Half way through the footy season this week and I’m not missing it one bit. I decided to take a year off from following football – or “fubble” as the petulant and often incomprehensible Sir Alex Ferguson calls it. It’s been a bit like fasting for Lent – but an awful lot easier. Plus it’s freed up time for all those little jobs I’ve been putting off – like tidying my sock drawer.
Last year’s match between Omonia and Manchester City was the turning point for me. If I do have any local allegiance it would be with Omonia, but not because of politics or a preference for Keo over Carlsberg. No, my support was secured when I met the captain once and he seemed like a very nice chap. In fact, I nearly fell on him in a dads tug of war match at my daughter’s school. This was on the eve of an important clash with Apoel – imagine how popular that would have made me. My preference counted for nought though at the Omonia shop where I went to purchase tickets. Ignoring my protestations, they insisted that they could only offer me tickets in the Manchester City away section.
Have you been in the away supporters section of an English side? It’s the natural habitat of the hard core nutters who you wouldn’t want to share a railway carriage with. International travelling fans are the worst and this lot would have made the characters from Shameless seem quite at home in Brideshead Revisited. They’d been knocking back the beers all day and were in high spirits. The extreme sunburn on their bare backs was periodically lashed by their friends with rolled up shirts. A teenager with Down’s syndrome took the brunt of this horseplay – literally their whipping boy. It was a medieval scene and throughout the mayhem I was the only one trying to enjoy the match through Leica opera glasses.
But loutishness wasn’t the problem – I was expecting that. It was when the players dutifully approached the fans at the end to thank them for coming. There before me stood a bunch of awkward, shuffling boys sheepishly lifting a hand to wave to their supporters. These self conscious lads personified an annual salary roll of £100m – more than the club’s income – and that’s what struck me. “Fubble” will be the next greed-driven bubble to pop after the banks.
Rooney’s on over £100k a week, yet as Rodney Marsh so eloquently puts it, “he always looks like he’s got the hump.” Ronaldo, the kid from Madeira, went to Madrid for £80m. Beckham’s worth a couple of hundred million. Even Rafa Benitez would walk away with £18m if Liverpool could ever afford to sack him, which they can’t.
And they’re not even articulate – the media bombards us with inane footy waffle and incisive questioning like “how do you feel?” It’s not wholly the players’ fault that “I’m over the moon” becomes the standard reply. Rafa was on the radio the other day saying that if Liverpool win the next Champions League match “we will be happy” and then if they win the one after that “we will be happy”. He concluded by saying that if they went to the final and won “we will be happy”. Gimme strength.
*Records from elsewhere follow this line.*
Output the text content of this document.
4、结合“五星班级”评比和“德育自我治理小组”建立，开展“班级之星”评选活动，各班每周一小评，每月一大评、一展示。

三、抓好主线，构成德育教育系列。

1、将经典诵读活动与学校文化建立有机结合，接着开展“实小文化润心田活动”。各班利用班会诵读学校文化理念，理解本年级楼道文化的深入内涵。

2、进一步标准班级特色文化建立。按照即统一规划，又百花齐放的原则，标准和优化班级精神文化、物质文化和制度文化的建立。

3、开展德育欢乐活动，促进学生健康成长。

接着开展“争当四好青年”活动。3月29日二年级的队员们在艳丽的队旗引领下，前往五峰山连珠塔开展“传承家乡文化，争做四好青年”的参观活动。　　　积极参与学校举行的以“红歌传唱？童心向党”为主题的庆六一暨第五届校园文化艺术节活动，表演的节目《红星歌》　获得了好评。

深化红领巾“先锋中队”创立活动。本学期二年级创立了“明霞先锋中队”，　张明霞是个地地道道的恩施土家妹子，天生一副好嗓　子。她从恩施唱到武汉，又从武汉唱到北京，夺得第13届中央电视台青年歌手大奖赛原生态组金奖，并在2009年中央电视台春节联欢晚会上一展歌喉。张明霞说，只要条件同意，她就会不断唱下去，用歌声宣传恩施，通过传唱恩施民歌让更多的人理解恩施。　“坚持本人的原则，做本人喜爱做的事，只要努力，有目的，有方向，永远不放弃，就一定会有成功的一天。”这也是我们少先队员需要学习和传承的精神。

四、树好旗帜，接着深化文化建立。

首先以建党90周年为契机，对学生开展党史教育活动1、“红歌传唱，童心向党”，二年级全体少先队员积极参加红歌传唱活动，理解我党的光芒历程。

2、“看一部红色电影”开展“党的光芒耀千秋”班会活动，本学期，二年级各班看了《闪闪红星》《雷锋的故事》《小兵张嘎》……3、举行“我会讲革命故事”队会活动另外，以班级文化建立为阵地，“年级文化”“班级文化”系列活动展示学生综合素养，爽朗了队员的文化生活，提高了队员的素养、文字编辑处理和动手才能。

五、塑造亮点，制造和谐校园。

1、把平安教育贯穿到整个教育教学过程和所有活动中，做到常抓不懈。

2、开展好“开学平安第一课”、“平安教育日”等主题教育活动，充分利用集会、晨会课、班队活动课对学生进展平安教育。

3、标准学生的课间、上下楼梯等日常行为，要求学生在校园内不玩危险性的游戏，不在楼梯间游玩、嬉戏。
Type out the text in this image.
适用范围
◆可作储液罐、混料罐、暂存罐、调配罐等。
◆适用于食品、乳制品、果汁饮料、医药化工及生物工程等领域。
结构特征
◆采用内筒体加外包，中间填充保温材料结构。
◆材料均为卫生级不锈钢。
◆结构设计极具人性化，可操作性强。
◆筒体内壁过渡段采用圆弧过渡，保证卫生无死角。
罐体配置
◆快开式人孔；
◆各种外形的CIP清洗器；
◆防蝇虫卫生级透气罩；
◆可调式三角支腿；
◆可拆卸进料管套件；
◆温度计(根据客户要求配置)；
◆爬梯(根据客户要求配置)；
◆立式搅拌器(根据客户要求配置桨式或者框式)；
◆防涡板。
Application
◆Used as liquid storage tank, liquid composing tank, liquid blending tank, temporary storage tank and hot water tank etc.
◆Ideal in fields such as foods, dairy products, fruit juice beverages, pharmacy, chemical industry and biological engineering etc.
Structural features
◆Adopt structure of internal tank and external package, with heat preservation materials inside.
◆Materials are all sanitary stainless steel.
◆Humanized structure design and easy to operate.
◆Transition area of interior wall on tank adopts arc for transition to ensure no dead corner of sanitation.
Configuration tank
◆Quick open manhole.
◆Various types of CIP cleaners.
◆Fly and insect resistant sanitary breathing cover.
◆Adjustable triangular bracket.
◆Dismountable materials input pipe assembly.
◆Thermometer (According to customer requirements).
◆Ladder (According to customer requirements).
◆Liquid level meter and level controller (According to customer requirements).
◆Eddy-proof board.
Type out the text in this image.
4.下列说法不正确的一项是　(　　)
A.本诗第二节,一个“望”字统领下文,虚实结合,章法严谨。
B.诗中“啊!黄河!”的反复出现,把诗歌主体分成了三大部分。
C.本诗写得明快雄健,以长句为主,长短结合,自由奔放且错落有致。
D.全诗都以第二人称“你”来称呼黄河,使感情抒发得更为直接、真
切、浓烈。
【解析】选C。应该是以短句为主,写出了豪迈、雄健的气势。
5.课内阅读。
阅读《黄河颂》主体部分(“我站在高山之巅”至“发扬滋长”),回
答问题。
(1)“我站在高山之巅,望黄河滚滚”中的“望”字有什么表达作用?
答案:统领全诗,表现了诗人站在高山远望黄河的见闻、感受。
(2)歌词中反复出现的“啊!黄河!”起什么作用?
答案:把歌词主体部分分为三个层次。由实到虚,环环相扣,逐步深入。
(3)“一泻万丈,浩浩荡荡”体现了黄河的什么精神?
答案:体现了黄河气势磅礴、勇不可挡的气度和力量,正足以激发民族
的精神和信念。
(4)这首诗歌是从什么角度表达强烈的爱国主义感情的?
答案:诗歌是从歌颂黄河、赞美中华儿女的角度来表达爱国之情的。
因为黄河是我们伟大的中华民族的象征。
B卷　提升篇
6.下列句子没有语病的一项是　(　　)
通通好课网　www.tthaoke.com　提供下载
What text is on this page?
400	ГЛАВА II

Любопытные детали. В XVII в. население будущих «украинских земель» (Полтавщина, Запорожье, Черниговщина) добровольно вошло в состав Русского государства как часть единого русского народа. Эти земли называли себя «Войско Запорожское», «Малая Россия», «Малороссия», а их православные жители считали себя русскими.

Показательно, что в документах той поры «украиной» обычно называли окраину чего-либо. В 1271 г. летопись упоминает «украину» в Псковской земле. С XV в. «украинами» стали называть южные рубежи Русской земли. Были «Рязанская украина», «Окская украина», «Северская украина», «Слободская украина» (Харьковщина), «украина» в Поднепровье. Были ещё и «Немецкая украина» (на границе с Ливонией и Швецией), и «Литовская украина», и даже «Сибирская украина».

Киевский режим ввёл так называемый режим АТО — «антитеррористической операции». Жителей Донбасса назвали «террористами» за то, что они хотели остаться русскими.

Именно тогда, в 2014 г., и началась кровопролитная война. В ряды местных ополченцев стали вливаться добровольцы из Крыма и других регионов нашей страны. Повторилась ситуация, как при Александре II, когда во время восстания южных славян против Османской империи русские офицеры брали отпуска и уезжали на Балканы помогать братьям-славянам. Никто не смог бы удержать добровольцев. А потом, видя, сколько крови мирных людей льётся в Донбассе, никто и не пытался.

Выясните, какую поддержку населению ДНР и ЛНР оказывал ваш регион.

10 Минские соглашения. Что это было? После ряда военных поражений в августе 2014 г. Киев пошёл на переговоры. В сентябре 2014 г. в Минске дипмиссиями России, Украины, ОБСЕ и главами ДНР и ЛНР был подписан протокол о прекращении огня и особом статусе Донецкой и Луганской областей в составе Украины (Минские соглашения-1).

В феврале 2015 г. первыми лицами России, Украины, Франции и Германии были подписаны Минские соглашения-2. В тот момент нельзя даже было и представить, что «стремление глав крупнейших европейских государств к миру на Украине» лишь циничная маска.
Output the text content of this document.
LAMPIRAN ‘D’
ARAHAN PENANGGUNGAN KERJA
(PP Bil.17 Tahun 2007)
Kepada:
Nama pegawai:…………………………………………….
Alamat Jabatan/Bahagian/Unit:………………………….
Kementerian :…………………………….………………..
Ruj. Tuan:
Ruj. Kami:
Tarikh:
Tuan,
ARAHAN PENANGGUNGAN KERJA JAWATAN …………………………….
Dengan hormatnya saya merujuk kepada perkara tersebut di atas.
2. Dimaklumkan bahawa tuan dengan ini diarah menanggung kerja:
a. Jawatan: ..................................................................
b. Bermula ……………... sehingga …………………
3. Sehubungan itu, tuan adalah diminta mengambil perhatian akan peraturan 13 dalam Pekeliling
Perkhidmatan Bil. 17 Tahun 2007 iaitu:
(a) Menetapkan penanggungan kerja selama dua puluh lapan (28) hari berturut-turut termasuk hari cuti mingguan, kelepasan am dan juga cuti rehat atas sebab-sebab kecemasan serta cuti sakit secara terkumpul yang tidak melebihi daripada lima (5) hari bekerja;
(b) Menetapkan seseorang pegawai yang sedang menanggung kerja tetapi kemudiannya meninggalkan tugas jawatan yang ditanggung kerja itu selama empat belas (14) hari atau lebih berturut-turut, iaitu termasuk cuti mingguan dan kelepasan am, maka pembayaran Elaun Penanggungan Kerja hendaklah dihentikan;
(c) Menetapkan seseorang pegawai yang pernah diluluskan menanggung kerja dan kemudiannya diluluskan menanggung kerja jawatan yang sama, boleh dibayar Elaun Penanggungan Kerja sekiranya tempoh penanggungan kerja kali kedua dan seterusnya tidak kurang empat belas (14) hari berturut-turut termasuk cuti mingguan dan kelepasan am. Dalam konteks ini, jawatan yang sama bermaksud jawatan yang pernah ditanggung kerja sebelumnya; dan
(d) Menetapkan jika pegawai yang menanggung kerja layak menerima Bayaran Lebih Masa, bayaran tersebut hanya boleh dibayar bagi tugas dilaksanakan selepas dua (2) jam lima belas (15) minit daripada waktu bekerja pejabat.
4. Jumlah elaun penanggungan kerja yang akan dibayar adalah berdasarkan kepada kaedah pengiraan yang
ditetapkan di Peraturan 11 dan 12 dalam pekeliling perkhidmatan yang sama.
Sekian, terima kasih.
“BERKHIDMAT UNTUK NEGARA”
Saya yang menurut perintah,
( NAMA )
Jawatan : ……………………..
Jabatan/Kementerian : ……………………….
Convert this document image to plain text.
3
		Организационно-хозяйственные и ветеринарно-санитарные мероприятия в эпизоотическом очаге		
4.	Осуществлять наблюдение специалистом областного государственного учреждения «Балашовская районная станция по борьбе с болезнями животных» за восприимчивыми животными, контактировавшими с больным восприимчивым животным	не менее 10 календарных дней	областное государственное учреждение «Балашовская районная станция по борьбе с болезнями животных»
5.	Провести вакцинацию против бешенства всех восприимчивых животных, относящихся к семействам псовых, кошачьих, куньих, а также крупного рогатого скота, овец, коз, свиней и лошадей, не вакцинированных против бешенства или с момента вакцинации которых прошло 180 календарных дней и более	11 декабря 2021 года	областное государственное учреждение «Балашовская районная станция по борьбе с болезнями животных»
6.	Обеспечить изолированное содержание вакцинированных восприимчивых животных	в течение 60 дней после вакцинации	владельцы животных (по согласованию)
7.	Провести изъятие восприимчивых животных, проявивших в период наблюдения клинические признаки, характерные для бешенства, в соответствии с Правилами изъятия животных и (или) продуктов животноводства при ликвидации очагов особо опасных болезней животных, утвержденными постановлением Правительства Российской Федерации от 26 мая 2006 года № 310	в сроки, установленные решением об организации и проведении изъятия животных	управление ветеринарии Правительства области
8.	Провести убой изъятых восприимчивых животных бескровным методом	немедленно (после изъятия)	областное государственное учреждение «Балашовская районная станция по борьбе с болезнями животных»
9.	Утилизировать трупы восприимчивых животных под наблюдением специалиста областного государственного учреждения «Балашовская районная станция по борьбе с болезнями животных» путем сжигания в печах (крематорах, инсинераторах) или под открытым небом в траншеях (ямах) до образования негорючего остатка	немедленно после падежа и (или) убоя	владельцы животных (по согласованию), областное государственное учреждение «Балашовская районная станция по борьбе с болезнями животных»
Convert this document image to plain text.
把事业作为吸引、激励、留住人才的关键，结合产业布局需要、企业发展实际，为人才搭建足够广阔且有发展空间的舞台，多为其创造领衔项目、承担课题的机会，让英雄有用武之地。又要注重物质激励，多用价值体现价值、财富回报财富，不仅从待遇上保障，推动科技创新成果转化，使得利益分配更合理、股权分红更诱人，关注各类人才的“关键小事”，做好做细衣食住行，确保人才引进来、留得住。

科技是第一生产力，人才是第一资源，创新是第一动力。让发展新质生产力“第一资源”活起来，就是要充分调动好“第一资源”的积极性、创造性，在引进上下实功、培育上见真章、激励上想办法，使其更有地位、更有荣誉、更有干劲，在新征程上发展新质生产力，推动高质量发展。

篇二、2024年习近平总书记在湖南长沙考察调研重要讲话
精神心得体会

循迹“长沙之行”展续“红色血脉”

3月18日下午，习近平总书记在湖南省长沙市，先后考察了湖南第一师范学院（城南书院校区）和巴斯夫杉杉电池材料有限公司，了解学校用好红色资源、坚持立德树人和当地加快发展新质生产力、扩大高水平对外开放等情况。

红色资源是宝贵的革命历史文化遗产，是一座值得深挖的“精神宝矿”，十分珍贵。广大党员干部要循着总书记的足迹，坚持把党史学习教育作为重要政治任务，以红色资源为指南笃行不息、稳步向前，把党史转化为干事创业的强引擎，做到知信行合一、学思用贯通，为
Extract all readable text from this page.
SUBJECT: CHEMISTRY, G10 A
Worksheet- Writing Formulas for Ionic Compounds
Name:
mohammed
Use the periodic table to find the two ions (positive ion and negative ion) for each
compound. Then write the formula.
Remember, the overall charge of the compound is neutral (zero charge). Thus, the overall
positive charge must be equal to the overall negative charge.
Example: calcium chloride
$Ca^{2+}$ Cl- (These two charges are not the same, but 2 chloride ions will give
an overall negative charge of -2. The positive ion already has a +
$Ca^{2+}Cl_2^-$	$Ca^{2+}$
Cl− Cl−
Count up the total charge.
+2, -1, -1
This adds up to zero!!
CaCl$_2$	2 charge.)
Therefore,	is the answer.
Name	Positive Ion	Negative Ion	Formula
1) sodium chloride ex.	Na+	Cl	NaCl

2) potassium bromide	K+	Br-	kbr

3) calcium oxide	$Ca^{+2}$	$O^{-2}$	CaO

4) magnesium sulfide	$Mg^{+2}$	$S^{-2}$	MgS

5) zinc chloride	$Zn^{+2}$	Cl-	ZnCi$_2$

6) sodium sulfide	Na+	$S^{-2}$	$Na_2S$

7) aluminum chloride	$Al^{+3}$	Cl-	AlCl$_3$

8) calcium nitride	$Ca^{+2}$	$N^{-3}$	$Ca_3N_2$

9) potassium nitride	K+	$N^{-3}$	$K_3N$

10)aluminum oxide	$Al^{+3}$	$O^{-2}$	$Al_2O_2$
Perhaps the most pathetic part of this spectacle is the vicariousness of footy fandom. What on earth do these celebrity salaries and lifestyles have to do with me, the man on the terrace? In the feudal hierarchy of big business soccer I am a mere serf. A friend congratulated me recently on a favourable Liverpool result, but I had nothing to do with it – I don’t play professional football because I am too old, fat and talentless.
It’s not even a “beautiful game” any more. Not since Eric kung fued that fan in 1995, Vinny grabbed Gazza by the Jacobs, and Zidane head butted Amterazzi in a World Cup final. Not since the introduction of theatrical diving and TV images of players mouthing obscenities at the referee. What a fine example to our kids who look up to these idols.
There’s nothing beautiful about a sport staged by billionaires and cigar chomping agents haggling over stratospheric contracts which value cash over success.
“At the end of the day, the bottom line is it’s a game of two halves”. It’s a game alright – a very lucrative one – and we’re the ones being played. I’m calling half time on my participation.